OJK tekankan pentingnya cek legalitas pinjol
OJK kembali mengingatkan masyarakat untuk selalu memastikan status legal penyelenggara pinjaman online sebelum mengajukan pinjaman. Hal ini dilakukan untuk mencegah risiko penipuan, penyalahgunaan data, dan praktik penagihan tidak sesuai aturan.
OJK secara rutin memperbarui daftar resmi penyelenggara Layanan Pendanaan Bersama Berbasis Teknologi Informasi (LPBBTI) yang telah berizin.
Per Februari 2026, terdapat 95 perusahaan pinjaman online yang tercatat legal dan diawasi langsung oleh OJK.
Ciri-ciri pinjol legal dan ilegal
OJK menjelaskan beberapa perbedaan penting antara pinjol legal dan ilegal. Pinjol ilegal biasanya menawarkan pinjaman melalui pesan singkat atau media sosial tanpa izin resmi.
Selain itu, pinjol ilegal sering meminta akses berlebihan ke data pribadi, menerapkan bunga tidak transparan, serta menggunakan cara penagihan yang mengintimidasi.
Sebaliknya, pinjol legal wajib mematuhi ketentuan OJK, termasuk transparansi biaya, perlindungan data konsumen, dan mekanisme penagihan yang sesuai regulasi.

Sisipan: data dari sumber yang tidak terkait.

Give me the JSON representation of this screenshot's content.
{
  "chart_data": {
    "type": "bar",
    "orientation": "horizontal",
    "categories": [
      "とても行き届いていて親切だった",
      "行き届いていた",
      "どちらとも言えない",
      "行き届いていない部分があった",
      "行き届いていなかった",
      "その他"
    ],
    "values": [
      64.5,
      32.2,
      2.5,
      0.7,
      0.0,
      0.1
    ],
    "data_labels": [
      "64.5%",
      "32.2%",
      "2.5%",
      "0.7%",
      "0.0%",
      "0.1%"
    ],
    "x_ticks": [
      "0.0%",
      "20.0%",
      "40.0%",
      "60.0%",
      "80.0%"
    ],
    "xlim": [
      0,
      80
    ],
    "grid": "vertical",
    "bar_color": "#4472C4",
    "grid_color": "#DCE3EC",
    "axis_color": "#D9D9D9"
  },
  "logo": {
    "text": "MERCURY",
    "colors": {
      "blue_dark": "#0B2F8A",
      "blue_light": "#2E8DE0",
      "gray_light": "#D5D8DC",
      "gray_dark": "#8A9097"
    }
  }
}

Daftar 95 pinjaman online legal OJK
Berikut daftar penyelenggara pinjaman online yang telah terdaftar dan berizin OJK per 2026:
PT Pasar Dana Pinjaman (Danamas)
PT Amartha Mikro Fintek (Amartha)
PT Indo Fin Tek (Dompet Kilat)
PT Creative Mobile Adventure (Boost)
PT Toko Modal Mitra Usaha (Tokomodal)
PT Mitrausaha Indonesia Grup (Modalku)
PT Pendanaan Teknologi Nusa (KTA Kilat)
PT Kredit Pintar Indonesia (Kredit Pintar)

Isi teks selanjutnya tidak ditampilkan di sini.